The high-profile supporting musicians enhance Frost’s songcraft perfectly. Calling Over Time has the odd effect of making the songs sound more sparse and ethereal than those on "Evangeline", whose songs she recorded at home as part of a batch of demos. O’Rourke, Grubbs, Rizzo, and the rest fall in gently behind her, offering a strange, subdued blend of narco-psychedelia and minimalist roots. The multi-instrumental prowess at work here seems to function as subtle accenting for Frost’s sophisticated sense of melody.
"You’d never played with these guys before, right?"
"I hadn’t even met them before.

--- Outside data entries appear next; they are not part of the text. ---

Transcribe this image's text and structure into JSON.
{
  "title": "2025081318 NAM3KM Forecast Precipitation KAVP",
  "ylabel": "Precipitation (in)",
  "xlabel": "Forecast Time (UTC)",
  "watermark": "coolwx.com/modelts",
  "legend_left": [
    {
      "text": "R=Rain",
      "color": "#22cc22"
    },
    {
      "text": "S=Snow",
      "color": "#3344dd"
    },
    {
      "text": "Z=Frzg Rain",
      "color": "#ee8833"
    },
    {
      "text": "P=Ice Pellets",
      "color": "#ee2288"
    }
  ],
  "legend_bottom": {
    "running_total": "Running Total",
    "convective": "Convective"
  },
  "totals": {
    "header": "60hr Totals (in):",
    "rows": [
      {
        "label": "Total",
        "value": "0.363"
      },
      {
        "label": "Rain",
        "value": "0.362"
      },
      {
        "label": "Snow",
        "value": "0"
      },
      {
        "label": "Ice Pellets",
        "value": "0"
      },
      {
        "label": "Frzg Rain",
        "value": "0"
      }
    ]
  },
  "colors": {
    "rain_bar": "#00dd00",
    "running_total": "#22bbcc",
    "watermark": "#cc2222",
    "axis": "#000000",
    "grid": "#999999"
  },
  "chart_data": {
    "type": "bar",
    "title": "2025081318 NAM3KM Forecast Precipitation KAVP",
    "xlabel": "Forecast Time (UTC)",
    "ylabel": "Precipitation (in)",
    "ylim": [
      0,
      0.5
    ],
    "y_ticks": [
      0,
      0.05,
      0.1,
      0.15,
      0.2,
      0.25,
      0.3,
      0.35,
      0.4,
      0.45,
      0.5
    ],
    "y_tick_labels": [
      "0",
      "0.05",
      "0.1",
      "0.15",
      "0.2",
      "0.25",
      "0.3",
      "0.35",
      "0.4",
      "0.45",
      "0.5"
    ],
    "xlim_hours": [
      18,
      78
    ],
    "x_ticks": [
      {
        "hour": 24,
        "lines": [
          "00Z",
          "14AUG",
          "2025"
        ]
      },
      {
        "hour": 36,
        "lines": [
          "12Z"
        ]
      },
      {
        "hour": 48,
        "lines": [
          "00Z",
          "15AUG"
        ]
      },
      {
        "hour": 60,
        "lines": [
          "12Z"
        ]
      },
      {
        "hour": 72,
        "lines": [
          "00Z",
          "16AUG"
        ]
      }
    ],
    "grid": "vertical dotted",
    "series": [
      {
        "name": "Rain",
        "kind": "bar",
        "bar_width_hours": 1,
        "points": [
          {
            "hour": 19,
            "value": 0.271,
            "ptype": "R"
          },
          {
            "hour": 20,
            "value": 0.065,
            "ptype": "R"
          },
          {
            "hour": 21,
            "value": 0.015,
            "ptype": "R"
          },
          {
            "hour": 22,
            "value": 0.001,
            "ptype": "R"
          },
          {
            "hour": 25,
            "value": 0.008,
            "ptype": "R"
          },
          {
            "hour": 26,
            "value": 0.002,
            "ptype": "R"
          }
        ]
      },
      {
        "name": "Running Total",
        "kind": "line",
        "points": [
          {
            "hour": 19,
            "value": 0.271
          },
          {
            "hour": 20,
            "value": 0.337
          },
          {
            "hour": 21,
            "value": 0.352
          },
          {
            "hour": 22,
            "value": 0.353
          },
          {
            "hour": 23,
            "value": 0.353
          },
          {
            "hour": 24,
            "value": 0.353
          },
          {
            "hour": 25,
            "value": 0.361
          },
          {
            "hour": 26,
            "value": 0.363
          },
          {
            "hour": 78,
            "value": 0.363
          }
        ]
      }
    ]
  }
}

We had a week to record, and I got there a day early to rehearse. It was so funny — we could tell it was going to be really cool, but I was intimidated: here’s these luminaries…. But they were totally nice, normal people… affable guys."
"You must have been a little surprised when you first heard the playback."
"Yeah." She still sounds amazed. "Especially with David’s piano. I’d never played with a pianist before; it just bowled me over. And when Jim played violin on ‘Temporary Loan,’ it was just so beautiful."
Calling Over Time may or may not take up even temporary residence in the regions of alt country. And rather than try to figure out what the genre is, I might do better, at this stage of the No Depression explosion, to determine what it’s not.
Even George Jones, when I saw him play recently, took every opportunity between songs to rail against contemporary Nashville. "You all know I’m old," he said. "I don’t go in for smoke machines or swinging around on ropes. I just ain’t up to it.
"Besides," he added, "to me that ain’t country."
The Possum’s impulse toward purity notwithstanding, if country music had been held to strict standards of purity, the Carter Family would never have groped their way out of the Virginia hills with their repertory of bastardized hillbilly ballads to create the style in the first place.
Such current rustic and/or pastoral indie entities as Palace, Freakwater, and Edith Frost are artists who to some degree exude traditional influence. But they also have the good sense not to attempt any "pure" replication of folk music. To hear Edith Frost describe it, whatever folk or C&W shadings one might hear in her music — and they’re there, all right — appear more by osmosis than deliberation. Frost has been quoted as saying, "If I was aiming for one sound, I wouldn’t get it… I don’t have the chops."
At any rate, our talk reveals that Edith Frost finds comparisons with Syd and Nick and Kendra more accurate than the country tag. "They’re probably more what I intend to sound like, rather than anything straight country.
"I don’t want anyone to peg the music as one style. If I could say what I really want to sound like, it would be spooky and drugged out and dreamy and hallucinogenic. I would love to be that way. I try."